Este proceso racista ha sido practicado por todas las potencias colonizadoras
europeas, a lo largo de su aventura genocida y etnocida, en los países del
continente africano, asiático y americano. Todas esas potencias coloniales han
impuesto, por la fuerza de las armas, derramando sangre humana, esclavizando y
aterrorizando, la lengua, la religión y la cultura del conquistador,
despreciando, infravalorando y prohibiendo las nativas.

No es de extrañar que en Canarias, territorio conquistado violentamente por
España hace ya más de 500 años, ese tipo de racismo endofóbico se continúe
practicando. Una de las formas más evidente y clara que actualmente sigue
llevando a cabo la metrópoli española para rechazar al pueblo canario es la
invasión poblacional.

Si analizamos los datos 'oficiales' sobre población en Canarias, procedentes
del ISTAC (Instituto Canario de Estadísticas), o del INE (Instituto Nacional
de Estadística de España) nos encontramos con que nuestro Archipiélago tiene
un superficie de 7.492 km.2 con una población de 1.968.280 habitantes, lo que
nos da una densidad demográfica de 264 hab./km.2, frente a España que con
44.108.530 habitantes y con 509.990 km.2 de superficie, les da una densidad
demográfica de 86 hab./km.2, la diferencia es enorme, y nos demuestra a las
claras, como el factor poblacional está siendo conscientemente utilizado por
los colonialistas para agredir al pueblo canario y degradar nuestro territorio.

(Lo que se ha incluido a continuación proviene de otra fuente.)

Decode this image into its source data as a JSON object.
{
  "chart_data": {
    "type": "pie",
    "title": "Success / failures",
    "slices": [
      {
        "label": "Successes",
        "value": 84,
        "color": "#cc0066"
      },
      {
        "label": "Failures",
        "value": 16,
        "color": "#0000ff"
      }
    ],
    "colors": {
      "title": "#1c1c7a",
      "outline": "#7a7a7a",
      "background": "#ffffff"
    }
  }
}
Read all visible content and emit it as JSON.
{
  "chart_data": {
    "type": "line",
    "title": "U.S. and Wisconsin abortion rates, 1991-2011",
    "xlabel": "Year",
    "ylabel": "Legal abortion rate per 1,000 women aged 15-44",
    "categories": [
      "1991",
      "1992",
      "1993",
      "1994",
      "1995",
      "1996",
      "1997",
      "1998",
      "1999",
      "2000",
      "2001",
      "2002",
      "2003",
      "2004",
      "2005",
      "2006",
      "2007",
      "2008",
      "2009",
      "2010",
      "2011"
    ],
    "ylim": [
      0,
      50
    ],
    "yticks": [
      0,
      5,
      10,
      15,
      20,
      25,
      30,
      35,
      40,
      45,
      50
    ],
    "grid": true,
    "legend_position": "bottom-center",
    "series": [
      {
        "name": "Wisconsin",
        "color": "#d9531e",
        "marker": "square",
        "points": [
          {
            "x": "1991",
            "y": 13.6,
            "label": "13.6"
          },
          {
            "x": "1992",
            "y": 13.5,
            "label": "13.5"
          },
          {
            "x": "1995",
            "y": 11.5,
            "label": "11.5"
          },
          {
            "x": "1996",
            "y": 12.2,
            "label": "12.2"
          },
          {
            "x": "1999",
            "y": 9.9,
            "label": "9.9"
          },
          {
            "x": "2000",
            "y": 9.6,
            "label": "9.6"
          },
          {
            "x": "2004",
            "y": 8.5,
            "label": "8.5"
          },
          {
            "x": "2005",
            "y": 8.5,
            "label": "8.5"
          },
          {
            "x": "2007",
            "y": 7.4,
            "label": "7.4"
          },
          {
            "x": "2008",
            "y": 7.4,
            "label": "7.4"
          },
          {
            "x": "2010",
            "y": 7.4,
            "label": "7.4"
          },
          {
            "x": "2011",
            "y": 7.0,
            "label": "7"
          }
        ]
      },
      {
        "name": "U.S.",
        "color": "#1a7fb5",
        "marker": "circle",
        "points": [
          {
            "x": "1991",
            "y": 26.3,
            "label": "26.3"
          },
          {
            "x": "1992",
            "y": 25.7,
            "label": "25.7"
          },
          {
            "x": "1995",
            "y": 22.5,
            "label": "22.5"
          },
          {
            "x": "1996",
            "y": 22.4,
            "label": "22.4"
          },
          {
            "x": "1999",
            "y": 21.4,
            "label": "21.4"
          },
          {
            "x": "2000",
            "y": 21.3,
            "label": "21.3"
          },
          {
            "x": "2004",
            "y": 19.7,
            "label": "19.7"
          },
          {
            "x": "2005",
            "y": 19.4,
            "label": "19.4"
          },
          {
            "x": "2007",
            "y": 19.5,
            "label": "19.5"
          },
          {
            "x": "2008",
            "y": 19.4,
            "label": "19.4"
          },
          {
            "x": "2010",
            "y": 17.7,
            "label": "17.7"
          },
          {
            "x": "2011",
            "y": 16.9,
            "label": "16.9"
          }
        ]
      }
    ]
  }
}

Pero si analizamos por islas, observamos que Tamaran (Gran Canaria) tiene una
densidad de 514 hab./km.2 y Achinet (Tenerife) de 412 hab./km.2 y de los 87
municipios de Canarias hay 17 con más de 500 hab./km.2, a saber, en Titerogat
(Lanzarote) hay 1: Arrecife; en Benahuare (La Palma) hay 2: Los Llanos de
Aridane y Tazacorte; en Tamaran hay 6: Las Palmas de Gran Canaria, Arucas, Sta.
Brígida, Telde, Ingenio, Sta. Lucía de Tirajana; finalmente en Achinet hay 8:
S/C de Tenerife, La Laguna, Tacoronte, Puerto de la Cruz, La Matanza de
Acentejo, Sta. Úrsula, Realejos, Arona.

Por otro lado, si atendemos a las nuevas altas poblacionales provenientes del
extranjero y producidas en el año 2004, tenemos que 25.629 personas (42% del
total) procedían de España y 35.706 (58%) procedían de otros lugares del
mundo. De este 58%, el ranking en cuanto a ocupación fue el siguiente.
Venezuela (4.361); Reino Unido = Inglaterra + Escocia + País de Gales (4.110);
Alemania (3.007); Argentina (2.031); Marruecos (1.977); Uruguay (1.803); Italia
(1.471); Cuba (1.347); Colombia (1.143); China (845); y otros países (13.611).

Asimismo, si examinamos los datos de población extranjera residente en Canarias
según padrón municipal de habitantes del año 2005, nos encontramos con una
seria limitación pues ni el ISTAC ni el INE separan en sus cuentas a canarios
de españoles, asunto éste que no les interesa y conviene, haciendo más
invisible la invasión y ocupación española. No obstante, el total de
extranjeros sin contar a los españoles es de 222.260, de los cuales su
distribución por islas es dramáticamente desfavorable a Achinet -Tenerife-
(101.946), siendo mucho menor para las restantes islas: Tamaran -G. Canaria-
(60.531); Titerogat -Lazarote- (27.736); Maxorata -Fuerteventura- (20.526);
Benahuare - La Palma- (7.281); Gomera (2.919); Esero - El Hierro- (1.321).
Probablemente en la primera isla del ranking, y posteriormente en las tres
siguientes, es donde podrían sucederse las reacciones defensivas del pueblo
canario contra tanta invasión abusiva.

Centrándonos en esa situación especialmente grave y explosiva de la isla de
Tenerife podemos señalar, que según datos del ISTAC, durante los últimos
cinco años (de 2001 a 2005) se han producido en esta isla 129.512 nuevas altas
en el censo poblacional, lo que supone y representa el haber construido en el
valle de Ucanca una ciudad como Aguere (La Laguna) para asentamiento de esos
nuevos residentes.

Pero hay otras islas en situación de alarma como son Titerogat y Maxorata en
las que el 60% de la población es extranjera, estando ya el pueblo canario en
clara minoría y sentando las bases para estallidos de protesta y defensa.

De seguir creciendo como vamos, para el año 2019, según estudio de proyección
poblacional del ISTAC, la población de Canarias sería de 2.422.596 personas,
lo que nos daría una densidad demográfica de 323 hab./km2.

Sumemos a todos estos datos la cifra de cerca de 12 millones de turistas
anuales, entrantes por aeropuertos, de los cuales muchos terminan quedándose
sin control en nuestra tierra, dada la ineficacia y contribución de la
administración colonial española a la invasión de Canarias.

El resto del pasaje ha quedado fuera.